Reifenmarkt 2012 „besch …“ – und „bescheiden“ ist nicht gemeint
Das Reifenjahr 2012 lässt mit Blick auf den deutschen Ersatzmarkt – vorsichtig formuliert – doch erheblich zu wünschen übrig. Klarer sind da schon die Worte, die ein langjähriger Fahrensmann der Branche für die aktuelle Situation findet: Es ist/war in diesem Jahr einfach „besch …“, und wohl kaum jemand mit Bezug zum Reifengeschäft wird dabei auf die Idee kommen, es könnte „bescheiden“ gemeint sein.
Dazu genügt allein ein Blick auf die Absatzentwicklung bei Pkw-Reifen.
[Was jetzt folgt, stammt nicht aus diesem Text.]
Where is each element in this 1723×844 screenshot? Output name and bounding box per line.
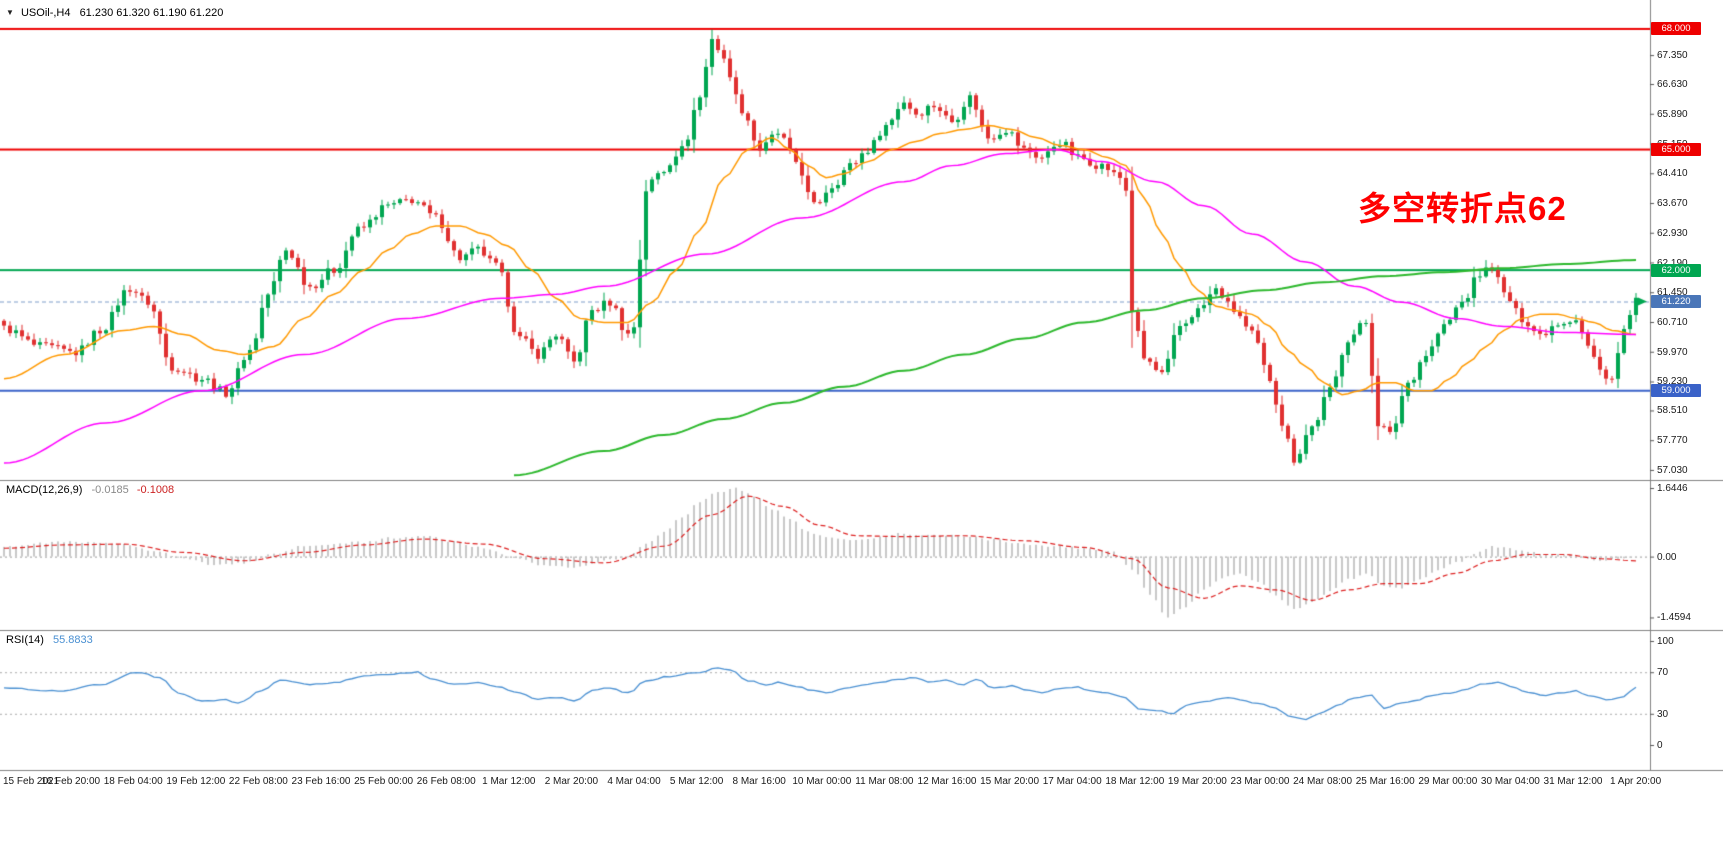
price-tick-label: 62.930 bbox=[1657, 227, 1688, 239]
macd-indicator-label: MACD(12,26,9) -0.0185 -0.1008 bbox=[6, 484, 174, 496]
price-badge: 62.000 bbox=[1651, 263, 1701, 277]
time-tick-label: 8 Mar 16:00 bbox=[732, 776, 786, 787]
price-badge: 68.000 bbox=[1651, 22, 1701, 36]
price-tick-label: 64.410 bbox=[1657, 168, 1688, 180]
macd-tick-label: 1.6446 bbox=[1657, 483, 1688, 495]
rsi-name: RSI(14) bbox=[6, 634, 44, 646]
time-tick-label: 29 Mar 00:00 bbox=[1418, 776, 1478, 787]
price-tick-label: 57.030 bbox=[1657, 464, 1688, 476]
macd-tick-label: 0.00 bbox=[1657, 551, 1677, 563]
macd-signal-value: -0.1008 bbox=[136, 484, 175, 496]
time-tick-label: 11 Mar 08:00 bbox=[855, 776, 914, 787]
time-tick-label: 22 Feb 08:00 bbox=[228, 776, 288, 787]
price-tick-label: 62.190 bbox=[1657, 258, 1688, 269]
price-badge: 61.220 bbox=[1651, 295, 1701, 308]
price-tick-label: 61.450 bbox=[1657, 287, 1688, 299]
annotation-text[interactable]: 多空转折点62 bbox=[1358, 190, 1567, 227]
time-tick-label: 1 Mar 12:00 bbox=[482, 776, 536, 787]
price-tick-label: 65.890 bbox=[1657, 108, 1688, 120]
time-tick-label: 25 Feb 00:00 bbox=[354, 776, 414, 787]
time-tick-label: 15 Feb 2021 bbox=[3, 776, 60, 787]
price-tick-label: 66.630 bbox=[1657, 79, 1688, 91]
price-badge: 59.000 bbox=[1651, 384, 1701, 398]
rsi-tick-label: 0 bbox=[1657, 740, 1663, 751]
time-tick-label: 16 Feb 20:00 bbox=[41, 776, 101, 787]
rsi-tick-label: 70 bbox=[1657, 667, 1669, 679]
macd-main-value: -0.0185 bbox=[91, 484, 129, 496]
price-tick-label: 67.350 bbox=[1657, 50, 1688, 62]
time-tick-label: 25 Mar 16:00 bbox=[1355, 776, 1415, 787]
time-tick-label: 23 Mar 00:00 bbox=[1230, 776, 1290, 787]
symbol-ohlc-label: ▼ USOil-,H4 61.230 61.320 61.190 61.220 bbox=[6, 7, 223, 19]
rsi-tick-label: 30 bbox=[1657, 708, 1669, 720]
time-tick-label: 15 Mar 20:00 bbox=[980, 776, 1040, 787]
time-tick-label: 10 Mar 00:00 bbox=[792, 776, 852, 787]
rsi-value: 55.8833 bbox=[52, 634, 93, 646]
time-axis[interactable]: 15 Feb 2021 16 Feb 20:00 18 Feb 04:00 19 Fe… bbox=[0, 770, 1723, 800]
time-tick-label: 5 Mar 12:00 bbox=[669, 776, 724, 787]
rsi-indicator-label: RSI(14) 55.8833 bbox=[6, 634, 93, 646]
time-tick-label: 1 Apr 20:00 bbox=[1610, 776, 1662, 787]
time-tick-label: 23 Feb 16:00 bbox=[291, 776, 351, 787]
time-tick-label: 17 Mar 04:00 bbox=[1042, 776, 1102, 787]
macd-name: MACD(12,26,9) bbox=[6, 484, 83, 496]
time-tick-label: 31 Mar 12:00 bbox=[1543, 776, 1603, 787]
rsi-tick-label: 100 bbox=[1657, 636, 1674, 647]
time-tick-label: 19 Mar 20:00 bbox=[1167, 776, 1227, 787]
dropdown-triangle-icon: ▼ bbox=[6, 8, 14, 17]
ohlc-values: 61.230 61.320 61.190 61.220 bbox=[79, 7, 224, 19]
symbol-name: USOil-,H4 bbox=[20, 7, 71, 19]
macd-tick-label: -1.4594 bbox=[1657, 612, 1691, 624]
time-tick-label: 30 Mar 04:00 bbox=[1480, 776, 1540, 787]
price-tick-label: 60.710 bbox=[1657, 317, 1688, 328]
price-axis[interactable]: 67.35066.63065.89065.15064.41063.67062.9… bbox=[1650, 0, 1723, 770]
price-tick-label: 59.230 bbox=[1657, 376, 1688, 388]
price-tick-label: 59.970 bbox=[1657, 346, 1688, 358]
price-tick-label: 63.670 bbox=[1657, 198, 1688, 209]
time-tick-label: 24 Mar 08:00 bbox=[1293, 776, 1353, 787]
time-tick-label: 26 Feb 08:00 bbox=[416, 776, 476, 787]
time-tick-label: 12 Mar 16:00 bbox=[917, 776, 977, 787]
time-tick-label: 2 Mar 20:00 bbox=[544, 776, 599, 787]
price-tick-label: 57.770 bbox=[1657, 435, 1688, 447]
time-tick-label: 18 Mar 12:00 bbox=[1105, 776, 1165, 787]
time-tick-label: 18 Feb 04:00 bbox=[103, 776, 163, 787]
time-tick-label: 4 Mar 04:00 bbox=[607, 776, 661, 787]
price-tick-label: 58.510 bbox=[1657, 405, 1688, 417]
price-badge: 65.000 bbox=[1651, 143, 1701, 157]
time-tick-label: 19 Feb 12:00 bbox=[166, 776, 226, 787]
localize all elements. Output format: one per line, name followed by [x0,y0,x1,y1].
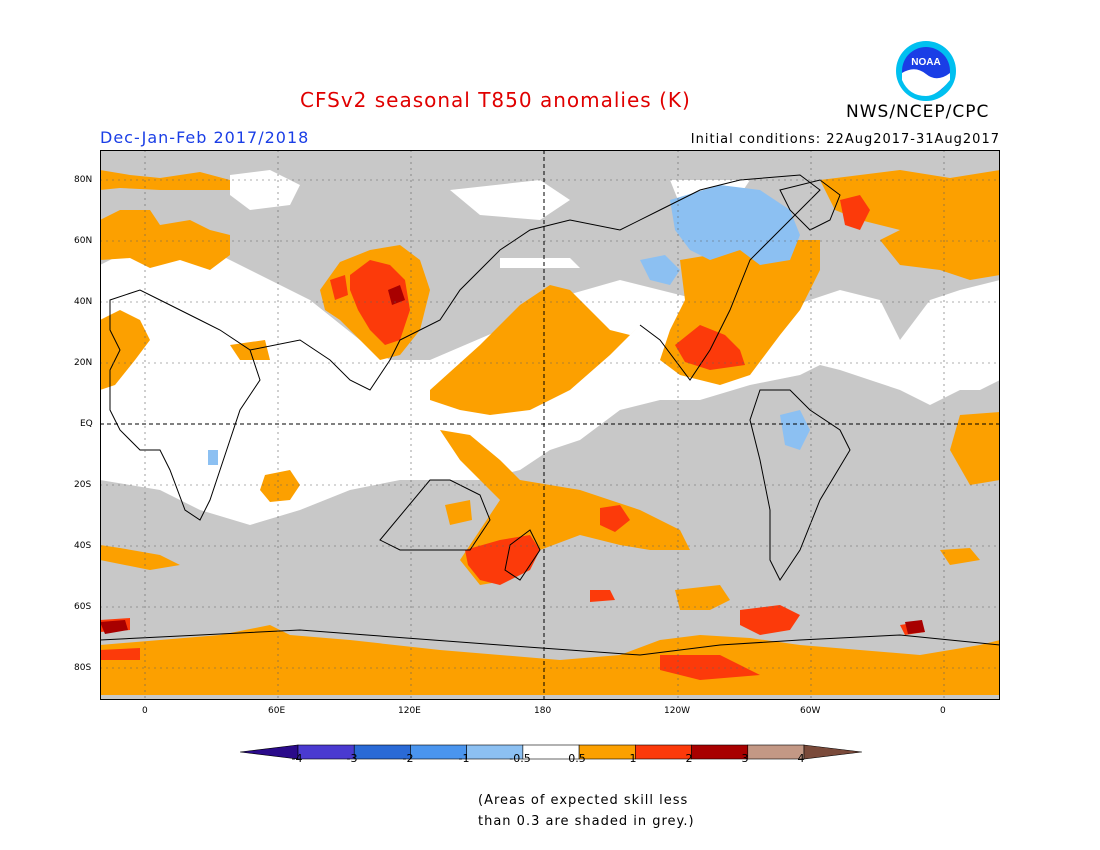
coastlines [100,174,1000,656]
colorbar-label: -3 [346,752,358,765]
colorbar-label: 2 [685,752,693,765]
org-label: NWS/NCEP/CPC [846,102,990,122]
colorbar-label: 4 [797,752,805,765]
colorbar-segment [578,744,636,760]
graticule [100,150,1000,700]
lat-label: 20N [74,358,93,368]
colorbar-label: -1 [458,752,470,765]
lat-label: 40S [74,541,92,551]
colorbar-label: 1 [629,752,637,765]
lon-label: 180 [534,706,552,716]
lat-label: 20S [74,480,92,490]
colorbar-arrow-high [803,744,862,760]
chart-title: CFSv2 seasonal T850 anomalies (K) [300,88,691,112]
lat-label: 80N [74,175,93,185]
lon-label: 60W [800,706,821,716]
colorbar-arrow-low [240,744,299,760]
lat-label: 80S [74,663,92,673]
lon-label: 120E [398,706,421,716]
colorbar-label: 0.5 [568,752,586,765]
skill-note: (Areas of expected skill less than 0.3 a… [478,790,695,832]
logo-text: NOAA [911,57,940,68]
anomaly-map [100,150,1000,700]
colorbar-segment [747,744,805,760]
lat-label: 40N [74,297,93,307]
lon-label: 0 [940,706,946,716]
colorbar-label: -0.5 [509,752,531,765]
colorbar-label: -4 [291,752,303,765]
warm-anomaly-darkred [100,285,925,634]
colorbar-label: 3 [741,752,749,765]
lon-label: 0 [142,706,148,716]
noaa-logo: NOAA [896,41,956,101]
initial-conditions-label: Initial conditions: 22Aug2017-31Aug2017 [690,132,1000,147]
lat-label: EQ [80,419,93,429]
skill-note-line: than 0.3 are shaded in grey.) [478,814,695,829]
lat-label: 60S [74,602,92,612]
skill-note-line: (Areas of expected skill less [478,793,689,808]
colorbar [240,744,862,760]
colorbar-segment [691,744,749,760]
colorbar-label: -2 [402,752,414,765]
map-frame [100,150,1000,700]
lon-label: 120W [664,706,691,716]
season-label: Dec-Jan-Feb 2017/2018 [100,128,310,147]
warm-anomaly-red [100,195,925,680]
lon-label: 60E [268,706,286,716]
colorbar-segment [635,744,692,760]
lat-label: 60N [74,236,93,246]
cool-anomaly-blue [208,185,810,465]
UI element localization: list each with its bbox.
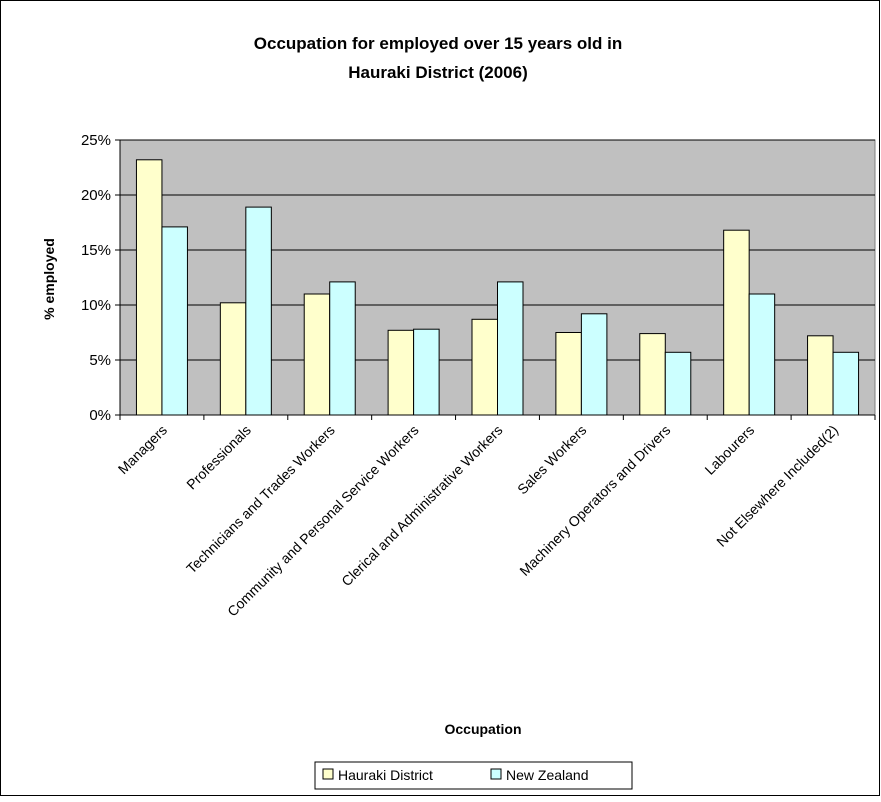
- bar-new-zealand-community-and-personal-service-workers: [413, 328, 440, 416]
- bar-hauraki-district-labourers: [723, 229, 750, 416]
- bar-new-zealand-clerical-and-administrative-workers: [497, 281, 524, 416]
- y-tick-label: 25%: [81, 132, 111, 149]
- bar-new-zealand-managers: [161, 226, 188, 416]
- bar-new-zealand-professionals: [245, 206, 272, 416]
- bar-new-zealand-labourers: [748, 293, 776, 416]
- y-tick-label: 20%: [81, 187, 111, 204]
- legend-label-new-zealand: New Zealand: [506, 767, 589, 783]
- legend-swatch-hauraki-district: [322, 768, 334, 780]
- y-tick-label: 15%: [81, 242, 111, 259]
- bar-new-zealand-sales-workers: [580, 313, 608, 416]
- y-tick-label: 0%: [89, 407, 111, 424]
- bar-hauraki-district-managers: [135, 159, 163, 416]
- bar-hauraki-district-clerical-and-administrative-workers: [471, 318, 498, 416]
- chart-title-line-1: Occupation for employed over 15 years ol…: [254, 34, 622, 53]
- bar-new-zealand-not-elsewhere-included-2: [832, 351, 860, 416]
- bar-hauraki-district-machinery-operators-and-drivers: [639, 333, 666, 416]
- chart-title-line-2: Hauraki District (2006): [348, 63, 528, 82]
- bar-hauraki-district-technicians-and-trades-workers: [303, 293, 331, 416]
- y-tick-label: 10%: [81, 297, 111, 314]
- legend-label-hauraki-district: Hauraki District: [338, 767, 433, 783]
- bar-new-zealand-technicians-and-trades-workers: [329, 281, 356, 416]
- legend-swatch-new-zealand: [490, 768, 502, 780]
- bar-hauraki-district-sales-workers: [555, 332, 582, 416]
- y-axis-title: % employed: [41, 238, 57, 320]
- bar-hauraki-district-not-elsewhere-included-2: [807, 335, 834, 416]
- legend: Hauraki District New Zealand: [314, 761, 633, 790]
- x-axis-title: Occupation: [444, 721, 521, 737]
- y-tick-label: 5%: [89, 352, 111, 369]
- bar-new-zealand-machinery-operators-and-drivers: [664, 351, 692, 416]
- legend-box: [314, 761, 633, 790]
- bars: [135, 159, 860, 416]
- bar-hauraki-district-community-and-personal-service-workers: [387, 329, 415, 416]
- y-axis-ticks: 0% 5% 10% 15% 20% 25%: [81, 132, 875, 424]
- bar-hauraki-district-professionals: [219, 302, 247, 416]
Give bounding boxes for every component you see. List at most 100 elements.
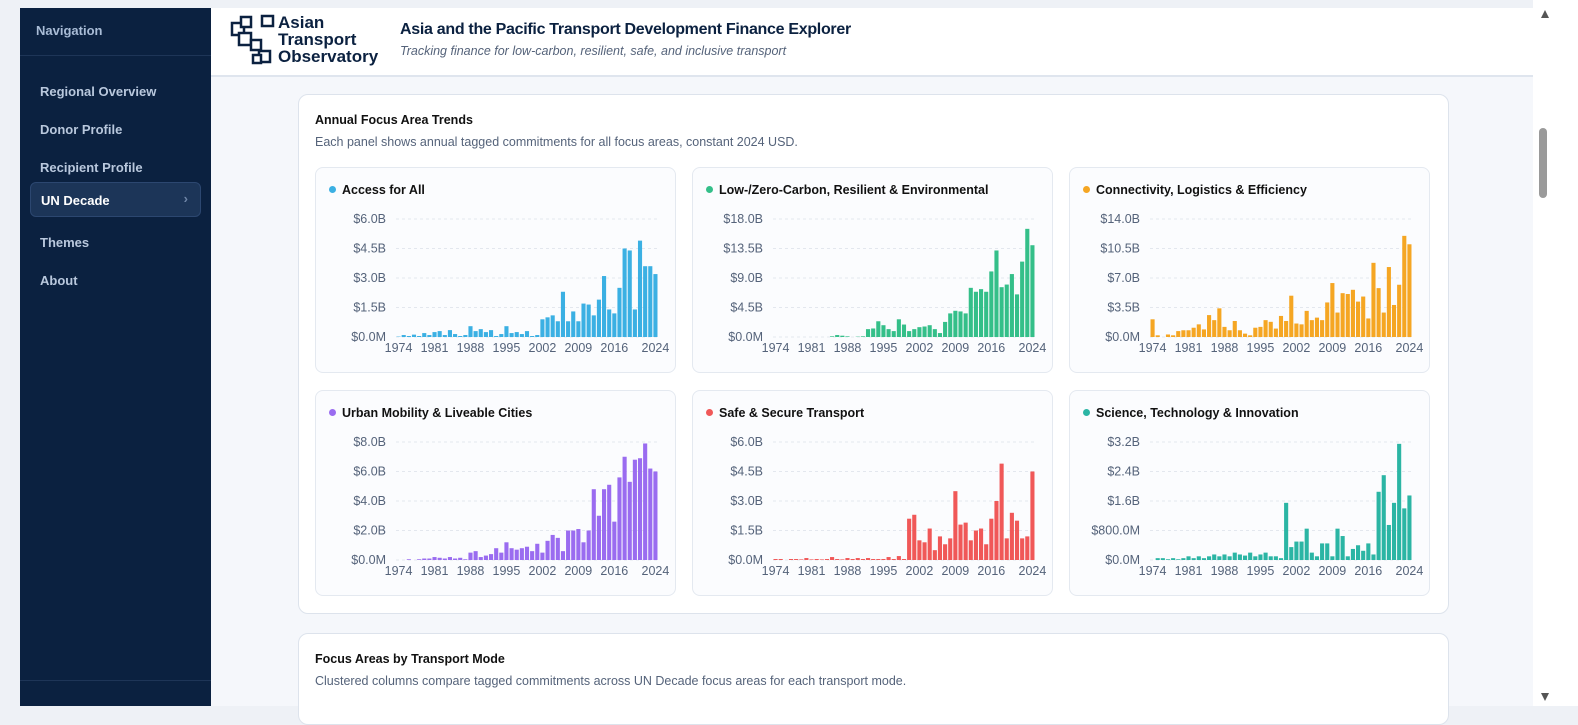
nav-item[interactable]: Themes [30,225,201,260]
bar [897,556,901,560]
x-tick-label: 2002 [529,341,557,355]
bar [1397,285,1401,337]
bar [540,553,544,560]
bar [1407,495,1411,560]
bar [804,558,808,560]
x-tick-label: 1988 [457,341,485,355]
bar [1305,311,1309,337]
bar [902,325,906,337]
bar [840,559,844,560]
bar [643,443,647,560]
x-tick-label: 2009 [941,341,969,355]
bar [1387,267,1391,337]
panel-title-text: Safe & Secure Transport [719,406,864,420]
bar [576,529,580,560]
bar [587,305,591,337]
bar [1238,330,1242,337]
y-tick-label: $0.0M [351,553,386,567]
bar [1294,542,1298,560]
bar [809,559,813,560]
bar [794,559,798,560]
bar [1171,335,1175,337]
card-title: Annual Focus Area Trends [315,113,473,127]
bar [607,485,611,560]
bar [1382,313,1386,337]
bar [1315,556,1319,560]
bar [1212,320,1216,337]
legend-dot [1083,186,1090,193]
bar [489,330,493,337]
y-tick-label: $4.5B [353,242,386,256]
bar [1351,549,1355,560]
bar [881,325,885,337]
bar [443,335,447,337]
divider [20,680,211,681]
bar [633,309,637,337]
bar [530,336,534,337]
bar [1258,327,1262,337]
bar [1330,556,1334,560]
nav-item[interactable]: Recipient Profile [30,150,201,185]
y-tick-label: $2.0B [353,524,386,538]
x-tick-label: 1974 [762,564,790,578]
bar [871,559,875,560]
bar [592,315,596,337]
bar [551,535,555,560]
bar [789,559,793,560]
bar [1351,290,1355,337]
nav-item[interactable]: About [30,263,201,298]
bar [984,544,988,560]
bar [933,329,937,337]
x-tick-label: 1981 [798,341,826,355]
scrollbar[interactable] [1533,0,1578,706]
bar [902,559,906,560]
x-tick-label: 2009 [1318,564,1346,578]
bar [407,559,411,560]
header-subtitle: Tracking finance for low-carbon, resilie… [400,44,786,58]
y-tick-label: $4.0B [353,494,386,508]
bar [892,331,896,337]
bar [474,331,478,337]
bar [1233,553,1237,560]
panel-title-text: Science, Technology & Innovation [1096,406,1299,420]
bar [566,321,570,337]
y-tick-label: $800.0M [1091,524,1140,538]
bar [510,333,514,337]
bar [520,334,524,337]
y-tick-label: $1.6B [1107,494,1140,508]
y-tick-label: $18.0B [723,212,763,226]
bar [1402,508,1406,560]
bar [1207,315,1211,337]
y-tick-label: $3.5B [1107,301,1140,315]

War schon das vorangegangene Jahr diesbezüglich alles andere als ein „Burner“, so ging es bis einschließlich Oktober 2012 noch weiter bergab. In den ersten zehn Monaten des laufenden Jahres wurden immerhin 14,2 Prozent weniger Pkw-Sommerreifen abgesetzt als im gleichen Zeitraum des Vorjahres. Das lässt sich zumindest dem sogenannten Sell-out-Panel des Wirtschaftsverbandes der deutschen Kautschukindustrie (WdK) entnehmen. Und selbst wenn pünktlich zum Nikolaustag bundesweit Schnee und Kälte Einzug in Deutschland hielten, ist kaum vorstellbar, dass das bisher aufgelaufene Minus bei Pkw-Winterreifen in Höhe von 1,9 Prozent bis Jahresende noch wird wettgemacht werden können. Zumal der geschäftsführende BRV-Vorsitzende Peter Hülzer im Gespräch mit der NEUE REIFENZEITUNG starke Zweifel an einem „nur“ 7,5-prozentigen Rückgang des Absatzes im Oktober anmeldete, so wie er dem WdK-Panel zu entnehmen ist. Vielmehr schätzt er ihn eher auf irgendwo zwischen zwölf und 13 Prozent für den betreffenden Monat.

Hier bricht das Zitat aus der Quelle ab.